A Word from James: Mercy

by Marilynn Chadwick Mercy triumphs over judgment (James 2:13 NIV). Our two boys loved to wrestle with each other when they were little. If things got out of hand, the one who felt overpowered could cry out, "Mercy!" This was their signal of surrender. All tickling and roughhousing (at least in theory) was supposed to cease. Mercy calls out to the stronger to acknowledge the weaker one and show compassion. Mercy is woven throughout the Bible. Mercy is at the very heart of God's motivation for our salvation. Yet mercy is sometimes treated as a lesser virtue.

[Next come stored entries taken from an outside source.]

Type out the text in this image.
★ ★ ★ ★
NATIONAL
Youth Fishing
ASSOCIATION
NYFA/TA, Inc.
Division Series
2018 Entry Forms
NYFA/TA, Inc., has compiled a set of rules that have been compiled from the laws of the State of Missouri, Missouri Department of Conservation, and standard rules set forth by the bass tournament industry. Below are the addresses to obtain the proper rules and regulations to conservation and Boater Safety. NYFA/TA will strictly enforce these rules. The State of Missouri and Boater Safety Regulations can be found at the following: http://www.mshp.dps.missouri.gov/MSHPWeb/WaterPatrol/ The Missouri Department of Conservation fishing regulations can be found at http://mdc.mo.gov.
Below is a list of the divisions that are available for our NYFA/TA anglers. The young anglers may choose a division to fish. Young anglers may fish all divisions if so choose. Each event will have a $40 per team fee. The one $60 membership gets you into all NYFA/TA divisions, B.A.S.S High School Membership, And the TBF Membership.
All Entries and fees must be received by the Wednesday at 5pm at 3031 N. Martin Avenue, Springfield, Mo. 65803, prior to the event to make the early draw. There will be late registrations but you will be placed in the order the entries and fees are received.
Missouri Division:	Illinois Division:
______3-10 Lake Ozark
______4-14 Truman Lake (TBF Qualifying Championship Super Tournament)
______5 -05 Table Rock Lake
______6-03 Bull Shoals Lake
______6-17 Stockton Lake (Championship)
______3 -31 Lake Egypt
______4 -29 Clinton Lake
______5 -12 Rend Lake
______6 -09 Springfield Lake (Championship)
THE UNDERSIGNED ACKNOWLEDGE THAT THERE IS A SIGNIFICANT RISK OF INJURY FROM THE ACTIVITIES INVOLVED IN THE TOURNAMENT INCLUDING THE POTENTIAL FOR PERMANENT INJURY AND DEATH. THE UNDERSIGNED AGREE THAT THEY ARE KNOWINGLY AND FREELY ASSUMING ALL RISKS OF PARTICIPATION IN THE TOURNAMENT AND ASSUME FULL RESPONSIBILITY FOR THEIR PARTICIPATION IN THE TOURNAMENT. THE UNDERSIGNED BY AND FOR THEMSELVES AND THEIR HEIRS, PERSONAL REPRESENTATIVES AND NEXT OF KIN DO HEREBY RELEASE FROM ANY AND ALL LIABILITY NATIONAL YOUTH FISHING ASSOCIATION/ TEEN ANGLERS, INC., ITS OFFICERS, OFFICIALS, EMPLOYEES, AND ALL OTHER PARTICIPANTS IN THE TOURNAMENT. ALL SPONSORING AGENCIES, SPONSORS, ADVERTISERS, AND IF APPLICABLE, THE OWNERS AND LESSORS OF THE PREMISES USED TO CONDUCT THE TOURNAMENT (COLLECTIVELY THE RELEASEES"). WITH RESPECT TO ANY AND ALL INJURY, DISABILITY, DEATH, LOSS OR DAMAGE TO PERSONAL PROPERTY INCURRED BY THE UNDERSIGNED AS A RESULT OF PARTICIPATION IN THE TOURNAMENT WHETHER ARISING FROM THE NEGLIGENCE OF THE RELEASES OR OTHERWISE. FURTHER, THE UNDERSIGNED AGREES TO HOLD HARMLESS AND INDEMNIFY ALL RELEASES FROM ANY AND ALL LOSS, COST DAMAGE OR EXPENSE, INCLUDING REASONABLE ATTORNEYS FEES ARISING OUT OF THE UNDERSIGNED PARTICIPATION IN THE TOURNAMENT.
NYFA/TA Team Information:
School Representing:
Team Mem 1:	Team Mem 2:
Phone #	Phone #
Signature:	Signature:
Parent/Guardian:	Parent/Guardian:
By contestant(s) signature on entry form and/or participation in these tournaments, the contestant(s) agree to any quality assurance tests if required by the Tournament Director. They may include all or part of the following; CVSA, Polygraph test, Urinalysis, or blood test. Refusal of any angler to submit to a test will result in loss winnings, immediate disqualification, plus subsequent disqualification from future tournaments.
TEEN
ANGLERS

Mistaken for mere sentimentality or emotionalism, mercy is seen by some as weak. James wants us to raise mercy to its rightful place of honor. Mercy is worthy of our deepest respect, he argues. Mercy is the social code by which believers are called to live. James exhorts followers of Jesus to a life of words and deeds governed by mercy: Speak and act as those who are going to be judged by the law that gives freedom, because judgment without mercy will be shown to anyone who has not been merciful. Mercy triumphs over judgment (James 2:12-13 NIV). Mercy, or eleos in the Greek, describes the compassion which moves us to alleviate another’s misery and relieve their suffering. Jesus used the story of the Good Samaritan to demonstrate eleos (Luke 10:37 NIV). To be hard-hearted, letter-of-the-law insistent, and unmoved by any extenuating circumstances, violated the spirit of the law. Plain and simple. Mercy characterizes the way God treats me. So naturally, it should characterize the way I treat others. Lord, slow me down today. Show me what causes my heart to be hard at times. Resistant to giving or receiving mercy. Could it be that I am simply moving too fast to notice the one in need of your mercy? I pray for a new vision of mercy as the true heart of Jesus. Make me especially alert to watch for opportunities today to show eleos to one of your children. Amen.